Well, the great snipe hunt didn't work quite like I planned. First we drove all over Southern California trying to find just the right place. We finally settled on some salt marsh along the coast.
We parked up on a bluff and wandered about in the dark until we found just the right spot, about a half mile from the car. Didn't want to scare off the snipe by using a light, doncha know. We found it by stumbling around being blinded periodically by the headlights of passing cars up on the coastal highway. Since my night vision is supposedly better than Patty's, I led the way. I led the way through tidal pools (one of them nearly six feet deep in water), over bluffs, and into cactus patches, all of which Patty declined to follow me into. The sound effects went something like, "@#$%^&*&, don't follow me here." To which Patty briskly responded, "I ain't stupid. I'm going around." At one point I stepped on a sleeping sea bird of some kind, which had a wing spread of about six feet and a cry somewhere between a leopard screaming and a bull elephant intent on mayhem. I passed Patty twice running back toward the car.
Finally I got her in place among some high marsh grass. I carefully coached her to hold the sack just so with one hand, wave a small flashlight around with the other, and whistle softly with a little tin whistle. There I left her, ostensibly to go herd snipes in her general direction but actually to go back to the car and wait in comfort until she figured out she'd been had.

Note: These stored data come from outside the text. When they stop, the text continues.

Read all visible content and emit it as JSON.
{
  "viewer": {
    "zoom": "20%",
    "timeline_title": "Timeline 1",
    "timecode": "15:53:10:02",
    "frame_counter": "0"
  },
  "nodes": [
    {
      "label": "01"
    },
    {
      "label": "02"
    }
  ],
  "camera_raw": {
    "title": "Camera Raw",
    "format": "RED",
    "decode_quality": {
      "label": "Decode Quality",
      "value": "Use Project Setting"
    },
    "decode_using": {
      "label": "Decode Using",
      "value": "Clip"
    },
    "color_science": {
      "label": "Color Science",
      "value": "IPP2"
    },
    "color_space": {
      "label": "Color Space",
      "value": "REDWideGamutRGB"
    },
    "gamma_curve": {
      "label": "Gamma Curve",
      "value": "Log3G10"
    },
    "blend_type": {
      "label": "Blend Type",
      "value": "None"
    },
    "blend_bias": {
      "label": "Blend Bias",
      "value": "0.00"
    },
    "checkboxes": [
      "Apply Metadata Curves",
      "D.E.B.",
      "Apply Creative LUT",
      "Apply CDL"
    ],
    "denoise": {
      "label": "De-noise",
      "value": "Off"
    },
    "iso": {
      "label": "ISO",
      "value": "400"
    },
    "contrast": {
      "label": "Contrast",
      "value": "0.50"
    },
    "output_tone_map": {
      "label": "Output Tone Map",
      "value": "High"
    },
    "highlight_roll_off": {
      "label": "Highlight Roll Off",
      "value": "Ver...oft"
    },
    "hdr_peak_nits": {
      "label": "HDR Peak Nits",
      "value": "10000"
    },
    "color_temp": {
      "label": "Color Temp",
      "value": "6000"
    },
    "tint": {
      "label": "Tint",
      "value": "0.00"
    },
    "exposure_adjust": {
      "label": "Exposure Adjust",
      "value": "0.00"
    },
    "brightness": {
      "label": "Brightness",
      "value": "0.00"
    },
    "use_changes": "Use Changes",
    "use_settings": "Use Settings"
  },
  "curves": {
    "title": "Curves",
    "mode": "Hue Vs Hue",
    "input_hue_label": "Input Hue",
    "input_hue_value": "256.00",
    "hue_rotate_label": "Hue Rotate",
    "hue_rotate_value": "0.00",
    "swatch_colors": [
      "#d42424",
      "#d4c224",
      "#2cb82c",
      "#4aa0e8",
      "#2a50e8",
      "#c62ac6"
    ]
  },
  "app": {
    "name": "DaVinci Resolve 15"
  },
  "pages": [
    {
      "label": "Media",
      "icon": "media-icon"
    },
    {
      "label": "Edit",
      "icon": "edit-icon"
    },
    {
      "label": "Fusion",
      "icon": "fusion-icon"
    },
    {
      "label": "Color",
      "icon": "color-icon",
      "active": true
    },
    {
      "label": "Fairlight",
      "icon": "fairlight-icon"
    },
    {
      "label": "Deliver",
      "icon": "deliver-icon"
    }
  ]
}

I giggled all the way back to the car, my mirth only occasionally interrupted by my stepping into tidal pools, sliding down unsuspected bluffs, and strolling through patches of cactus.
After about forty-five minutes or an hour I figured it was time to have my horse-laugh at Patty's expense, so I retraced my steps (every damn one of them; water, bluffs, cactus. . .all except the bird, thank G-d) to where I had left her. No Patty. I called her name, over and over. No Patty. Was I in the right place? I thought so, at first, but it didn't take long for me to doubt my sense of direction. For two hours I trudged in an ever-widening circle, calling "Patty? Where are you, Sweetie?" Stepped on two more of those huge birds, fell off more bluffs, waded through more water, stepped through more cactus. . .
Finally I gave it up and went back to the car, intending to flash the headlights and honk the horn until she came back in.
When I was almost to the car, I noticed the dome light was on. Then I noticed Patty sitting in the front seat. She was reading. I was really glad to see her, but my joy was tempered somewhat when she told me she'd followed me back to the car at the beginning, waited for me to get out and go look for her, then sat down to read a novel and wait for my return. She seemed quite pleased with herself. She was as neat and clean as when we left the house. I looked as if I'd gone water skiing on my mouth through a particularly nasty swamp.
Patty grew up in the country with a houseful of brothers. She knew all about snipe hunting.